Wood County parks panel nixes buy of assault rifles

11/14/2012
BY JENNIFER FEEHAN
BLADE STAFF WRITER

BOWLING GREEN — Wood County park commissioners have nixed a proposal to purchase semiautomatic rifles for park rangers to carry in their vehicles.

Several board members said they were uncomfortable with the idea of arming park rangers so heavily.

“Perhaps the discussion we need to have is not so much about giving the rangers assault rifles but about the role of the ranger in general,” said Frank McLaughlin during the meeting on Monday. “... I’m just uncomfortable with moving in this direction right now.”

Park District Director Neil Munger said the rifle, with its single shot rather than buckshot, is “actually a safer weapon” than the shotgun the six rangers carry in their vehicles. The long gun primarily is used when rangers have to put down a rabid raccoon or other nuisance animals, he said, although the rangers are certified peace officers trained to handle the same crimes and situations as sheriff’s deputies.

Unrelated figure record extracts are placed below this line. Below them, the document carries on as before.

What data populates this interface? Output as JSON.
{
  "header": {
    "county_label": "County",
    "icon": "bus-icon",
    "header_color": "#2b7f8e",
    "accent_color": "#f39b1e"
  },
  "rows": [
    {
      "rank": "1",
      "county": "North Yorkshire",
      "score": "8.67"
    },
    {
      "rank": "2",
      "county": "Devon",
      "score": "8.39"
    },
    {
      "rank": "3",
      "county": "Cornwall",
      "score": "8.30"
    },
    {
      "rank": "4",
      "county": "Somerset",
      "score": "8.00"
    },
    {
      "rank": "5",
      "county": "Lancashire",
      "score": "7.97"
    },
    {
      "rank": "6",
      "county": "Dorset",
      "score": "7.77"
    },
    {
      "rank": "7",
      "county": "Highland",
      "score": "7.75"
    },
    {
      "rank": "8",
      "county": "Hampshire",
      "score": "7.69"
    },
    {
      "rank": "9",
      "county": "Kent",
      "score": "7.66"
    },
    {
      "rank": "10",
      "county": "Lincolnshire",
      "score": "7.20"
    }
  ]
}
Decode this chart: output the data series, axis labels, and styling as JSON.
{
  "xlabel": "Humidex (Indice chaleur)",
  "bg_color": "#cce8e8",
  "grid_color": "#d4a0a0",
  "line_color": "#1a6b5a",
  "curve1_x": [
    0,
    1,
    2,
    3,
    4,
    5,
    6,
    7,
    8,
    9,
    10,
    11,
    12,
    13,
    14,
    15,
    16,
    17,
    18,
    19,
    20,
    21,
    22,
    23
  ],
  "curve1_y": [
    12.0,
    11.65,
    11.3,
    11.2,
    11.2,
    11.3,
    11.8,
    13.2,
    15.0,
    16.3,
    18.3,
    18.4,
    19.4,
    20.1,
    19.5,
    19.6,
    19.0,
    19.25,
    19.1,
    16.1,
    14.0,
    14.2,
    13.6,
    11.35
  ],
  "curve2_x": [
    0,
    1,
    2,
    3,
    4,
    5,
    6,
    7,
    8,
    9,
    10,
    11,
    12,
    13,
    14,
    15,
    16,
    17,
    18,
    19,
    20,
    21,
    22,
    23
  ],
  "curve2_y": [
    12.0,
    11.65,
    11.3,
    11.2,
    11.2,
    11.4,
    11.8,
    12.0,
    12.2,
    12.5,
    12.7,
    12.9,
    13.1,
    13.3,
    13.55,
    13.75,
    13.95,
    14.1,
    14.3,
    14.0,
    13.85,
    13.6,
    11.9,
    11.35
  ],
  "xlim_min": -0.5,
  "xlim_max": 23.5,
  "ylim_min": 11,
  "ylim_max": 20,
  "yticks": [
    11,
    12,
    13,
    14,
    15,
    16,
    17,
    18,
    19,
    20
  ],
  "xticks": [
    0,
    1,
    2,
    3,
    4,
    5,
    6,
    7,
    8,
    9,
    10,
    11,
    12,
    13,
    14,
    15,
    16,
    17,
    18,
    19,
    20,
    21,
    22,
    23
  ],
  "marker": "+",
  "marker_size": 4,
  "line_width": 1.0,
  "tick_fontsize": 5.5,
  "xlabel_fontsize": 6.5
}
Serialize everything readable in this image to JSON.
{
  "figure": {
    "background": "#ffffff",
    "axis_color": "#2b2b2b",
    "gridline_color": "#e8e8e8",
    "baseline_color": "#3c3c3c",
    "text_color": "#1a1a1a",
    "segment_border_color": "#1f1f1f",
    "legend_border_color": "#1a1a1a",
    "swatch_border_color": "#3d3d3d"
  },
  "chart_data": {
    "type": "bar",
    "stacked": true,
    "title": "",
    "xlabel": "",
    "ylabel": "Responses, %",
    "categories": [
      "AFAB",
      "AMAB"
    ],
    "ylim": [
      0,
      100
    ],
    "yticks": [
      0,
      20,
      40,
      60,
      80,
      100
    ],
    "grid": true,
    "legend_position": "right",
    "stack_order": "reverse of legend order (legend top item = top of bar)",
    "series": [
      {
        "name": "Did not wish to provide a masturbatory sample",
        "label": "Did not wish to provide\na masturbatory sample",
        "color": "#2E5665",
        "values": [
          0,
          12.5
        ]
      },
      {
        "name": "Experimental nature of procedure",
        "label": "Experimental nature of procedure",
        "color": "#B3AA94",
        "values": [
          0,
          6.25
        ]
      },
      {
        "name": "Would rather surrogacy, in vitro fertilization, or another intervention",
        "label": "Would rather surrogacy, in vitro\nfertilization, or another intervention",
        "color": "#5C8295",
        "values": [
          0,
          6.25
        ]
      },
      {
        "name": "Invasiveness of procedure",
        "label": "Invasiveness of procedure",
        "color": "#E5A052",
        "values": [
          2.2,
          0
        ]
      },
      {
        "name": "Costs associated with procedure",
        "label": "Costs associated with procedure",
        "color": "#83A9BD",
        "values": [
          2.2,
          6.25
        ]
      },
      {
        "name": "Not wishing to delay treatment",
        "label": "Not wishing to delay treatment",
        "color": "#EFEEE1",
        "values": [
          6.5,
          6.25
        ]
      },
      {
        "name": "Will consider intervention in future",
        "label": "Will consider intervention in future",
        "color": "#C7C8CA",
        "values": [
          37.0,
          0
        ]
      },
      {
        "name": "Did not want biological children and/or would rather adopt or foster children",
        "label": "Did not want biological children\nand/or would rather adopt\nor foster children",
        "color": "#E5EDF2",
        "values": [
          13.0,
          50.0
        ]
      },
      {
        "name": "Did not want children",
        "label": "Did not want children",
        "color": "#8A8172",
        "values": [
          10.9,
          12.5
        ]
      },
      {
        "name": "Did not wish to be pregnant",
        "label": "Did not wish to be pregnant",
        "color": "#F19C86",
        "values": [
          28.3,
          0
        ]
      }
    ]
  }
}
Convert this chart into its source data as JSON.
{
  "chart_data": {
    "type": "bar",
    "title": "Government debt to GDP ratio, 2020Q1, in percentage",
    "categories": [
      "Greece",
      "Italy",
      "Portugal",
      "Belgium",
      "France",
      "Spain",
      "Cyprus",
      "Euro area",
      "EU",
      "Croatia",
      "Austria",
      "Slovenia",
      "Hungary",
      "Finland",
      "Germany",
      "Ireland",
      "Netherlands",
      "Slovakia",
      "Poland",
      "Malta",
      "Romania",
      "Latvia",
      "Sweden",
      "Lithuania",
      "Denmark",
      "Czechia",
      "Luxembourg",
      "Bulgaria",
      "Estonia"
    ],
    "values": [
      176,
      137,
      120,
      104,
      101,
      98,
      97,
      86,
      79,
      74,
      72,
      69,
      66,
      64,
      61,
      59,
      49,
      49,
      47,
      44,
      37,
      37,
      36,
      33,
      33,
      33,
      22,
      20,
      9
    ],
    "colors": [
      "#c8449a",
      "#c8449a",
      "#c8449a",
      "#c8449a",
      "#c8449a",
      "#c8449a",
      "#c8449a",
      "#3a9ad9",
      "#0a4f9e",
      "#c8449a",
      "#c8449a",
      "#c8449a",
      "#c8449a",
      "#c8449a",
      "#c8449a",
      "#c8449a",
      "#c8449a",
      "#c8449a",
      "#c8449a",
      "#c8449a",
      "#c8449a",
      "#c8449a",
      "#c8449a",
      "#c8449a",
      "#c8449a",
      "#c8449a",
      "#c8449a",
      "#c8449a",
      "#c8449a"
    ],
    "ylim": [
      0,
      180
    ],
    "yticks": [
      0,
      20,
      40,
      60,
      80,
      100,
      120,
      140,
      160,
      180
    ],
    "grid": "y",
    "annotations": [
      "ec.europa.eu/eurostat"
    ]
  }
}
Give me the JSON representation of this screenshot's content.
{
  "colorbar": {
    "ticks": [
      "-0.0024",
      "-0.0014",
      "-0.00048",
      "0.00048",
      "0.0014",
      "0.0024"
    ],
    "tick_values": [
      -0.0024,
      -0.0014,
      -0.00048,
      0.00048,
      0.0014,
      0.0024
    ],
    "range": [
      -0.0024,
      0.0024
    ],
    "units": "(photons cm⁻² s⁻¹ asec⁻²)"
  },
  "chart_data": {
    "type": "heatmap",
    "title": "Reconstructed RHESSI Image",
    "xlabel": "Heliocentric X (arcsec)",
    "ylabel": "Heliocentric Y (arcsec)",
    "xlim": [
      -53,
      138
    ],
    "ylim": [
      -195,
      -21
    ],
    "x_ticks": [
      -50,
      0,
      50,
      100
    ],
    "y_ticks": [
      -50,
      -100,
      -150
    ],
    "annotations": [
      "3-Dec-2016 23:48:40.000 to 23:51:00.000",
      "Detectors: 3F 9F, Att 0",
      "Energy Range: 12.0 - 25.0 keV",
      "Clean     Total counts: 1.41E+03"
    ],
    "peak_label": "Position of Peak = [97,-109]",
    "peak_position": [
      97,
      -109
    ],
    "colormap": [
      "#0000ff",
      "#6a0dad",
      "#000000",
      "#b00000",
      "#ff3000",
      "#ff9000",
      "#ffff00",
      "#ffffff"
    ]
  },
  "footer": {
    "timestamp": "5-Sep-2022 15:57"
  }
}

Board member Bob Callecod agreed with Mr. McLaughlin, saying the park district needed to re-examine what the park rangers “are supposed to be.”

“Are they policemen?” Mr. Callecod asked. “Or are they safety people that are to help assist and inform the park users?”

The board decided to remove the $4,900 expenditure for six rifles from the proposed 2013 equipment budget and instead re-evaluate the function and purpose of the rangers over the next year.

In advance of voting on next year’s $3.5 million budget in December, the board discussed a long list of proposed capital improvement projects totaling some $800,000 for 2013.

The biggest expenditures were at the new county-city Black Swamp Preserve in Bowling Green, where the park district plans to spend $120,000 toward a trail that would connect the park to the Slippery Elm Trail, a $120,000 expenditure for a parking lot, and $95,000 for restrooms.

Mr. Munger also announced at the meeting that the park district had been awarded a $97,032 Ohio Department of Natural Resources Recreational Trails grant to use toward the connector trail at the Black Swamp Preserve.

Among the other projects in the budget, Board Vice-Chairman Mary Krueger said she was not convinced that installing air-conditioning at the Thompson Stone Hall at Otsego Park at a cost of $45,000 was a good idea. Annual utility costs would rise considerably, she said, and she was concerned the air-conditioning would have to be on all summer rather than only on the hottest days.

Mr. Munger said more than 80 percent of the people who had rented the Stone Hall and responded to a subsequent survey agreed that air-conditioning would be an addition worth paying extra for. He said all of the improvements outlined in the budget, with the exception of a $25,000 office addition at park district headquarters, were requested by county residents before a strategic plan was adopted in 2007 and the park district’s 10-year, 1-mill levy was approved by county voters in 2008.

“It is a very aggressive capital improvement schedule that we have here because we’re going into the final year of our five-year strategic plan,” Mr. Munger said. “We’d really like to get as much done as we can to do what the public told us they wanted to have done.”

The board has also approved a two-year agreement with Wagner Bros. to farm 61.5 acres at the Bradner Preserve under which they would pay the park district $175 per acre.